Immediate annuities are another option, suggests George Middleton, a financial planner with Vancouver (Wash.)-based Limoges Investment Management. An immediate annuity is a contract with an insurance company where a lump sum is paid up front in exchange for a monthly income stream (see BusinessWeek.com, 7/25/05, "Insuring Your Income").
4. Stay diversified
Older workers may find the risk of more aggressive investments just isn't worth it. In fact, retirees and soon-to-be retirees should typically maintain a more conservative asset allocation, because they are relying on their investment returns to cover basic living expenses. "It's a Catch-22," says Annette Simon, a financial planner with Bethesda (Md.)-based Mosaic Wealth Management.
From an investment perspective, it's important for older Americans to remain broadly diversified, whether or not they're making mortgage payments, financial advisers say. One fairly aggressive approach is cited by Sean Sebold, president of Naperville (Ill.)-based Sebold Capital Management: "We would recommend that clients put their money into a portfolio that is made up of at least 50% large-cap domestic stocks, 25% small-cap stocks, 15% international, and the balance in short-term bonds." Sebold says this allocation "keeps a moderate volatility in the portfolio, but a portfolio that is designed to beat the cost of a mortgage over a 7-10 year time horizon."
5. Revisit the labor market
Unfortunately, scrimping and prudent investment can only go so far. Many people will have only one realistic route to additional retirement income: earning it the old-fashioned way. About 77% of today's workers expect to work for pay even after they retire, according to a survey released on Sept. 21 by the Pew Research Center.

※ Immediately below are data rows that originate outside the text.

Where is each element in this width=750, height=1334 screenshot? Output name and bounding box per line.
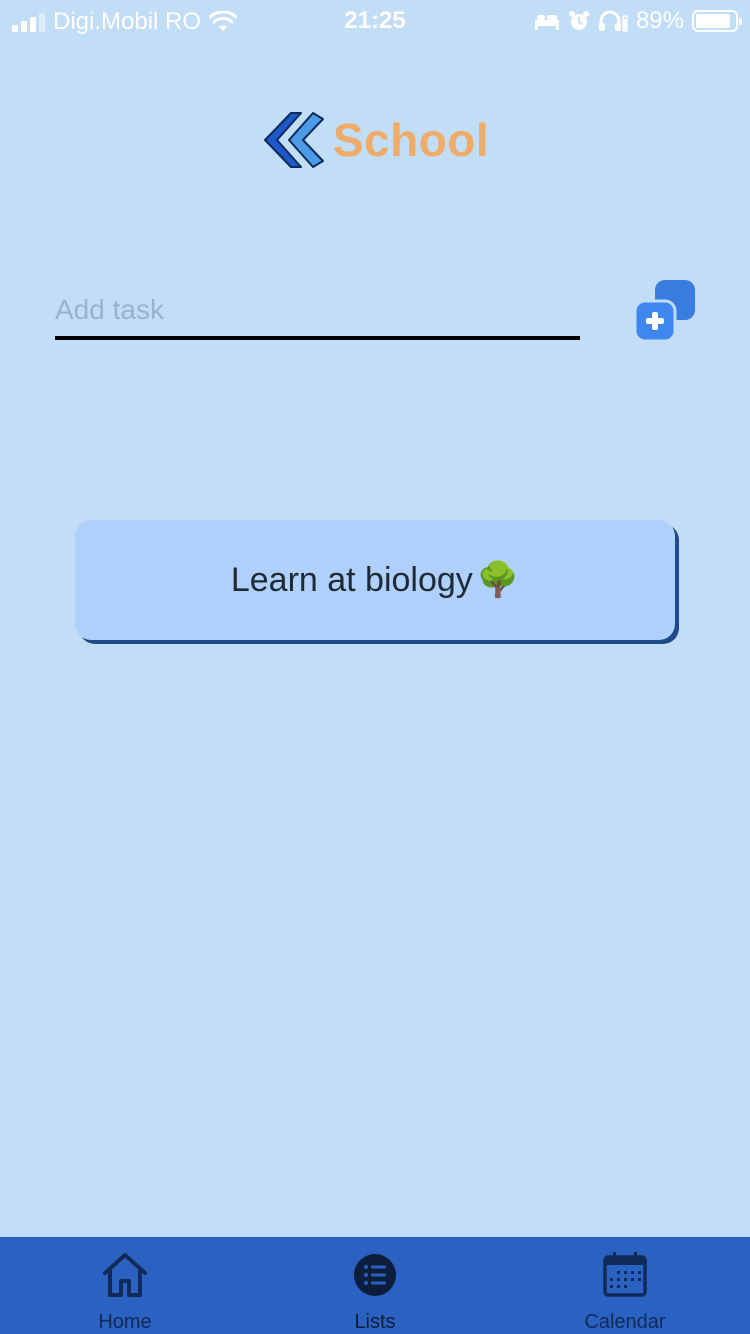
add-task-input[interactable] <box>55 284 580 336</box>
header: School <box>0 108 750 172</box>
tab-calendar[interactable]: Calendar <box>500 1237 750 1334</box>
home-icon <box>103 1253 147 1297</box>
tab-label-calendar: Calendar <box>584 1311 666 1333</box>
bottom-tab-bar: Home Lists Calendar <box>0 1237 750 1334</box>
calendar-icon <box>603 1252 647 1297</box>
add-task-button[interactable] <box>633 279 697 343</box>
battery-icon <box>692 10 742 32</box>
headphones-icon <box>598 10 628 32</box>
status-bar: Digi.Mobil RO 21:25 89% <box>0 0 750 40</box>
task-text: Learn at biology <box>230 560 473 599</box>
lists-screen: Digi.Mobil RO 21:25 89% School Add task … <box>0 0 750 1334</box>
task-card[interactable]: Learn at biology 🌳 <box>75 520 675 640</box>
battery-percent: 89% <box>635 7 684 34</box>
alarm-icon <box>568 11 589 30</box>
list-icon <box>354 1254 396 1296</box>
bed-icon <box>534 15 559 30</box>
battery-fill <box>696 14 730 28</box>
tab-lists[interactable]: Lists <box>250 1237 500 1334</box>
tab-label-home: Home <box>98 1311 152 1333</box>
tab-label-lists: Lists <box>354 1311 396 1333</box>
double-chevron-left-icon[interactable] <box>261 109 325 171</box>
task-input-wrapper <box>55 284 580 340</box>
status-right: 89% <box>534 7 742 35</box>
tab-home[interactable]: Home <box>0 1237 250 1334</box>
tree-emoji: 🌳 <box>476 561 520 599</box>
page-title: School <box>332 114 490 166</box>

Workers who haven't yet reached their full retirement age for Social Security can earn up to $12,480 in 2006 without a loss in their Social Security benefits. A growing economy should provide plenty of openings for older workers, financial planners say. "The good news is that retirees will probably be able to find remunerative, challenging work well into their 70s," says Susan Fulton, principal at Bethesda (Md.)-based financial planning firm WealthTrust FBB.
Of course, not everyone will be able to stick with their current employer, particularly as companies look to cut costs. "You are starting to see things like couples who go out and drive a truck for a living," says Eve Kaplan, a Berkeley Heights (N.J.)-based financial planner. "It's a small number of people, but I think it's just going to snowball."
With no magic cure for the retirement crunch, Americans may need to change not their investment strategies, but their expectations. The first step to restoring the golden years' luster might be recognizing the problem that mortgage debt can pose during those years.